When an exception occurs, it causes the flow of program execution to be transferred to a predesignated catcher block of code. The exception carries with it an object that contains information about the situation that caused the exception. The Java compiler requires that a method either declare the exceptions it can generate or catch and deal with them itself. This promotes error information to the same level of importance as argument and return typing. As a Java programmer, you know precisely what exceptional conditions you must deal with, and you have help from the compiler in writing correct software that doesn't leave them unhandled.

Multithreading

Applications today require a high degree of parallelism. Even a very single-minded application can have a complex user interface. As machines get faster, users become more sensitive to waiting for unrelated tasks that seize control of their time. Threads provide efficient multiprocessing and distribution of tasks. Java makes threads easy to use because support for them is built into the language.

Concurrency is nice, but there's more to programming with threads than just performing multiple tasks simultaneously. In many cases, threads need to be synchronized, which can be tricky without explicit language support. Java supports synchronization based on the monitor and condition model developed by C.A.R. Hoare--a sort of lock and key system for accessing resources. A keyword, synchronized, designates methods for safe, serialized access within an object. Only one synchronized method within the object may run at a given time. There are also simple, primitive methods for explicit waiting and signaling between threads interested in the same object.

Learning to program with threads is an important part of learning to program in Java.

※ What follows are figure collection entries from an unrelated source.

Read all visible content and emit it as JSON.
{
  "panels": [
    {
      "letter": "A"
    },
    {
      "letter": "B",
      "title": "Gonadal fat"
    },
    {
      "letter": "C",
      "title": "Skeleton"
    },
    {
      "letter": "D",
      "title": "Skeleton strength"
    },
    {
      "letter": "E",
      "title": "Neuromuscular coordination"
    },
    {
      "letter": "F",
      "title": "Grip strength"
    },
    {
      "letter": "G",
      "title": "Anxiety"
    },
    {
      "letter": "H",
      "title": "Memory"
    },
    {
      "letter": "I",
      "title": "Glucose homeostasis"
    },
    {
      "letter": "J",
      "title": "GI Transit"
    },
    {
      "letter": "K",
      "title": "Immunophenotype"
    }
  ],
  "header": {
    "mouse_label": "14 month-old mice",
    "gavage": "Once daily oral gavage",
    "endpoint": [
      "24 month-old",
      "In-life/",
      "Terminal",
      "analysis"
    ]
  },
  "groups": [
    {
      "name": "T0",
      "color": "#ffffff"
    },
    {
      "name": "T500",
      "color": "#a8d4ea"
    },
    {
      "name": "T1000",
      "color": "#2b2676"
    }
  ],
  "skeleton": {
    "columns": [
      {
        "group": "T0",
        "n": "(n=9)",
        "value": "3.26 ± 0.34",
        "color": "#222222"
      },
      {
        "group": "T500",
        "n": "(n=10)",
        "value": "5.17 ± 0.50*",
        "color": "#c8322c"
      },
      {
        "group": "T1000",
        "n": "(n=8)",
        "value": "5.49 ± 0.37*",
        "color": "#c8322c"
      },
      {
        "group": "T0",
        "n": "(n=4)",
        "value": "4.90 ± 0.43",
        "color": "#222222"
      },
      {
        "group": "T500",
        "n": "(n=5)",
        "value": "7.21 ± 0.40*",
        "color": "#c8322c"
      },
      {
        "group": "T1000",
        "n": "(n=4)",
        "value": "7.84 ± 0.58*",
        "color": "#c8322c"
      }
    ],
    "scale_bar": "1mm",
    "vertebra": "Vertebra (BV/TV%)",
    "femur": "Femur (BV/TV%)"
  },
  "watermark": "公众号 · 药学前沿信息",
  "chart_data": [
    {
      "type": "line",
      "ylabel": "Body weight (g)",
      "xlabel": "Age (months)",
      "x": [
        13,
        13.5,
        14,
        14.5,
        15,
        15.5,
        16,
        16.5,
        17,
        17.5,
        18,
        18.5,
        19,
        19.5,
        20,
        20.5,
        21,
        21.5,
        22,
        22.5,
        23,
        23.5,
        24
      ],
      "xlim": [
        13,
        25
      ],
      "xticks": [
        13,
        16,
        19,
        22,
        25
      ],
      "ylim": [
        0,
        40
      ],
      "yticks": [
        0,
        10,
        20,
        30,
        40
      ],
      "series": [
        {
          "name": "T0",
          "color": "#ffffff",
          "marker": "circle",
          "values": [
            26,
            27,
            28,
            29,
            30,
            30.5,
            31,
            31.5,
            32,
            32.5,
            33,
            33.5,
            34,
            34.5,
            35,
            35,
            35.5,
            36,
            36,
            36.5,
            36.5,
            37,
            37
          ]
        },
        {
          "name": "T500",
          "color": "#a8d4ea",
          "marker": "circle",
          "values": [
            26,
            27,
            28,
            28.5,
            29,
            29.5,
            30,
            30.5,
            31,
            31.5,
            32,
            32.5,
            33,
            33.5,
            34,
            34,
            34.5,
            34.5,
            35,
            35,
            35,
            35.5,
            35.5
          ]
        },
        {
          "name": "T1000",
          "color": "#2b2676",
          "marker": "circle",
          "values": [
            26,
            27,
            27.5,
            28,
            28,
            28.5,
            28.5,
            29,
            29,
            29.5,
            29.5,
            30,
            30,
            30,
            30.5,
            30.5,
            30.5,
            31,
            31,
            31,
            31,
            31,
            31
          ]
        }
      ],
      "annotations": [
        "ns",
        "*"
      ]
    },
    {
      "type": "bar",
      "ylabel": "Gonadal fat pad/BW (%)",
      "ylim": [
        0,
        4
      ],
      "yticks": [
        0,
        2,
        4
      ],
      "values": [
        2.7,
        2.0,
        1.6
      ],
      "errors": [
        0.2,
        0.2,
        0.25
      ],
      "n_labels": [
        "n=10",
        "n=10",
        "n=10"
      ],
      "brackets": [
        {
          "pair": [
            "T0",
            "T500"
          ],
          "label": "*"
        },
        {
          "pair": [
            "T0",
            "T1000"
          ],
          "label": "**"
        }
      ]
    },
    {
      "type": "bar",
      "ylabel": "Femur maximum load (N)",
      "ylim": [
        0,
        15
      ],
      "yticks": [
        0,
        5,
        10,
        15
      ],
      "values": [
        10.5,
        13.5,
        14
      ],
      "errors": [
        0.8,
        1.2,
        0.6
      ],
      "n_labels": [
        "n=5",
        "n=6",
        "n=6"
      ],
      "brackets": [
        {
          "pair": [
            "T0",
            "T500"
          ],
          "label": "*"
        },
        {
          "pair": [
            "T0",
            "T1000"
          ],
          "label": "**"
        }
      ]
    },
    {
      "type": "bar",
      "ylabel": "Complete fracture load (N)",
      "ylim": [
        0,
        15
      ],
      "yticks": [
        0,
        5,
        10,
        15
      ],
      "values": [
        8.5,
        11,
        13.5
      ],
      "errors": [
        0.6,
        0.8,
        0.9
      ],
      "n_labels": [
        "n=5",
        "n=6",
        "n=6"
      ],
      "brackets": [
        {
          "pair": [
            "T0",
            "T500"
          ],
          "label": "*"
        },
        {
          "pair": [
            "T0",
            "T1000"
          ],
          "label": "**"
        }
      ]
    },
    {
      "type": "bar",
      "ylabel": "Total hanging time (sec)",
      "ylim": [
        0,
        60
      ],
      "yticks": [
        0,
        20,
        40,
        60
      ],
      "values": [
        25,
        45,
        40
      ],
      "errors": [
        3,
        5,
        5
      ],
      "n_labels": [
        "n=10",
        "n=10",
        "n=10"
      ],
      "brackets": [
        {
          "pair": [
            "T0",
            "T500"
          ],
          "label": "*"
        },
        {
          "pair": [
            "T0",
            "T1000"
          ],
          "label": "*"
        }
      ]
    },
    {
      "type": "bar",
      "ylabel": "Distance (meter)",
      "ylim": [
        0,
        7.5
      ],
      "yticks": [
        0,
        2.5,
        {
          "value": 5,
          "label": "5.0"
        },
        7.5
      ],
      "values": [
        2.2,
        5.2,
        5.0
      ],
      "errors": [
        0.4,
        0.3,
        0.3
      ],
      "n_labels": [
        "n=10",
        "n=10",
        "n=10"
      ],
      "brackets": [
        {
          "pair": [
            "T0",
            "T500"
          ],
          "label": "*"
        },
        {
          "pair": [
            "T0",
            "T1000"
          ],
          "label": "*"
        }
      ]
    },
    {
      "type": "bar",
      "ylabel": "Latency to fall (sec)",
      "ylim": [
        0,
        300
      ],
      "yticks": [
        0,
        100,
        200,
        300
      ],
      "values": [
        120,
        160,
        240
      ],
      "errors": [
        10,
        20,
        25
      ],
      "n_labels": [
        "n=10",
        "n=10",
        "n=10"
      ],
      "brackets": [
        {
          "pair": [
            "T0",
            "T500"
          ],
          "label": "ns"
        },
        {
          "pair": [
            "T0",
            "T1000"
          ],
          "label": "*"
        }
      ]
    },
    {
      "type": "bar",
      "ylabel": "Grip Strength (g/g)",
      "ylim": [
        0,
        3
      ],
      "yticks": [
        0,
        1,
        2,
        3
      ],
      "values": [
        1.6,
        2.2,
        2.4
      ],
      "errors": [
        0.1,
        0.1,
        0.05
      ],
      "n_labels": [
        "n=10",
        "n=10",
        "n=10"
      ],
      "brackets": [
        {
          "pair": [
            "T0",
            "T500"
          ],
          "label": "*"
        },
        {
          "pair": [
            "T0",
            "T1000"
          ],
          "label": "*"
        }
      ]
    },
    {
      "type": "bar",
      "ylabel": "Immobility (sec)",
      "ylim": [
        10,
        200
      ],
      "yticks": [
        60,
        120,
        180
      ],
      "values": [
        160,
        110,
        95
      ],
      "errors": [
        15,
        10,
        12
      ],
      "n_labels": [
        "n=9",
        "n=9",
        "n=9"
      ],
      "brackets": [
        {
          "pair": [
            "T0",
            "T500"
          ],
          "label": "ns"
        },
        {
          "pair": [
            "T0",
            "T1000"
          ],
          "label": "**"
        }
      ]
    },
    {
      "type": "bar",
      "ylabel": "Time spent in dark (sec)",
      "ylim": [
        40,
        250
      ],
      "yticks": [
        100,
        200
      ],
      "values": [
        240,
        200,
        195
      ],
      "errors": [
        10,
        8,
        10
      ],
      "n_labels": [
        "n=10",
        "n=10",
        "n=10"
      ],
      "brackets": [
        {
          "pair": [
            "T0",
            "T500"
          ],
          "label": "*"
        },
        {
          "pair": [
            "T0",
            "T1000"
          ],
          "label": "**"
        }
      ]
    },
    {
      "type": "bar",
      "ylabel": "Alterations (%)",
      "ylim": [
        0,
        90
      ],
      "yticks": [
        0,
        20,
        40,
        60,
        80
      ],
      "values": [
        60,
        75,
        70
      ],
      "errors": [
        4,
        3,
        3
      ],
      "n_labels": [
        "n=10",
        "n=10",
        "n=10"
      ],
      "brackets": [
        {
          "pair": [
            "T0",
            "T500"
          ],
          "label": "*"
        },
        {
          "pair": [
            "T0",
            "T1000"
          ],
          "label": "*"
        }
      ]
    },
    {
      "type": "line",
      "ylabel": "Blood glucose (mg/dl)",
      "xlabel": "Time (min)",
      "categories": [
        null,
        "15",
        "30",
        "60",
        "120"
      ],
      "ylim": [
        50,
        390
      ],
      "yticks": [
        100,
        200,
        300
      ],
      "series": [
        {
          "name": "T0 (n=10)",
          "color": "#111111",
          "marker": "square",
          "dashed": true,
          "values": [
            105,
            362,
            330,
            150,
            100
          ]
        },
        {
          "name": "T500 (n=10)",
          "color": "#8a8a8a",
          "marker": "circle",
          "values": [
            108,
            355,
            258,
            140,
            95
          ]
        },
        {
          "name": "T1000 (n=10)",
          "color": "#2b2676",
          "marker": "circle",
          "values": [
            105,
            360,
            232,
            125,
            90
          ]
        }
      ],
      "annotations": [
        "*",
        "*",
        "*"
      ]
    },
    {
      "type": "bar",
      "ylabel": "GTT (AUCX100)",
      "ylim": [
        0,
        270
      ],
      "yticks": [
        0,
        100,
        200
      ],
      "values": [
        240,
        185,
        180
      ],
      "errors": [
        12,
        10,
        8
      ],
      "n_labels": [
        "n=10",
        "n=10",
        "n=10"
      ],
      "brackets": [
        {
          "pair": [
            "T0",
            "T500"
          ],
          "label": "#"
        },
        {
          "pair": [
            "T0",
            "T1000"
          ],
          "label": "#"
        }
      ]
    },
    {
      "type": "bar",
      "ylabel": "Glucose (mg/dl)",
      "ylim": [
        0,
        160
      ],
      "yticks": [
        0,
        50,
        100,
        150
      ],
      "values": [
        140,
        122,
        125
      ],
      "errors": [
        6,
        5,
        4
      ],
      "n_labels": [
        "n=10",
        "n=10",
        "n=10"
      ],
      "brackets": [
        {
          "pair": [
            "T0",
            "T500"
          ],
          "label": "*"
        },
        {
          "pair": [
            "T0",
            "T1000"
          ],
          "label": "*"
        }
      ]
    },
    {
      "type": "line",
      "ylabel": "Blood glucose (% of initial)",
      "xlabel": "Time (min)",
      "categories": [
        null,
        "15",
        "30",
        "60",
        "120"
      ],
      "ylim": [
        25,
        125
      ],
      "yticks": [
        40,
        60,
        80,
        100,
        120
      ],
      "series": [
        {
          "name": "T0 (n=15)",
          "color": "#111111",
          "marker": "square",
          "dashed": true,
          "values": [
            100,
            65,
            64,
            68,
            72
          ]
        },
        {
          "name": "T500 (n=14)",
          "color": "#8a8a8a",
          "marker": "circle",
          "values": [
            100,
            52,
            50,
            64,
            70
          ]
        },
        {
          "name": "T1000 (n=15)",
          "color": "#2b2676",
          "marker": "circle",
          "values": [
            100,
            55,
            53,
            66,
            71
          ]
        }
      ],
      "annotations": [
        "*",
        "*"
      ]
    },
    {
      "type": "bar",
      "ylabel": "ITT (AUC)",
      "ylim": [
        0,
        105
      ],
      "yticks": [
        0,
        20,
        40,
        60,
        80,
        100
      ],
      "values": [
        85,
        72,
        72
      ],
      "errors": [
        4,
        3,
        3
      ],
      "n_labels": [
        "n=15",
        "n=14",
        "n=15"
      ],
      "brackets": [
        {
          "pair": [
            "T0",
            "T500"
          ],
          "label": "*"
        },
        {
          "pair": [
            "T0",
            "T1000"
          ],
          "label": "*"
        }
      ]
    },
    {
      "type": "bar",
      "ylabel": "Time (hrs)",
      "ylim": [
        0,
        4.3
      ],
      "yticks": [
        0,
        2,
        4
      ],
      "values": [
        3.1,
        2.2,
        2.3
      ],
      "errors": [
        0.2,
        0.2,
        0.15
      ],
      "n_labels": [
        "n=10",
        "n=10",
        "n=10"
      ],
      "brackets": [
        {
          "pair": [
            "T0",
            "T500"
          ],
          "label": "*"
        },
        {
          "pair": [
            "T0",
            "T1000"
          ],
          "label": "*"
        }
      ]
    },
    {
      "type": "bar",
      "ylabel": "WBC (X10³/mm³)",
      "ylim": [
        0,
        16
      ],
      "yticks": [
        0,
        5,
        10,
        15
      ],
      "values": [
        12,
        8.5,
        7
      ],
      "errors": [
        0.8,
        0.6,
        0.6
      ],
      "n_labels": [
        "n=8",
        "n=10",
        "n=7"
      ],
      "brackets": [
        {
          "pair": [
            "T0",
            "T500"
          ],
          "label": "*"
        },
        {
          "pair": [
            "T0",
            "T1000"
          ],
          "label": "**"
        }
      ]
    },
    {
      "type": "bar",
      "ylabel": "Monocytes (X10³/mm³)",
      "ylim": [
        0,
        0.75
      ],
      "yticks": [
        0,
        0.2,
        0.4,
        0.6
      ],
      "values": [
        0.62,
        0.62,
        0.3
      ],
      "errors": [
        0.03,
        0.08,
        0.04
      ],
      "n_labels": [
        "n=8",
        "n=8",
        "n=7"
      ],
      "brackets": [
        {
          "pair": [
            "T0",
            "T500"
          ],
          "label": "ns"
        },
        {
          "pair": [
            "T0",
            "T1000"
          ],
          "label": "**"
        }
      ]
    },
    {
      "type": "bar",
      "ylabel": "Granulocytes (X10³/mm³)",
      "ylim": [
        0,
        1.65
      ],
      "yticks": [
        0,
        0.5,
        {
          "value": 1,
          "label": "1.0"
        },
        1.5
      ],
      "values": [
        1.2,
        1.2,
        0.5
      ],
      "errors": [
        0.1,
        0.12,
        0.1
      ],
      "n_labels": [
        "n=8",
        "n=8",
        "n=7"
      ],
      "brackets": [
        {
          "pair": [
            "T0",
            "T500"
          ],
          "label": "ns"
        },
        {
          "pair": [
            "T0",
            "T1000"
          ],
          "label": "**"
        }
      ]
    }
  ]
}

See Chapter 6, Threads for a discussion of this topic. For complete coverage of threads, see Java Threads, by Scott Oaks and Henry Wong (O'Reilly & Associates).

Scalability

At the lowest level, Java programs consist of classes. Classes are intended to be small, modular components. They can be separated physically on different systems, retrieved dynamically, and even cached in various distribution schemes. Over classes, Java provides packages, a layer of structure that groups classes into functional units. Packages provide a naming convention for organizing classes and a second level of organizational control over the visibility of variables and methods in Java applications.

Within a package, a class is either publicly visible or protected from outside access. Packages form another type of scope that is closer to the application level. This lends itself to building reusable components that work together in a system. Packages also help in designing a scalable application that can grow without becoming a bird's nest of tightly coupled code dependency.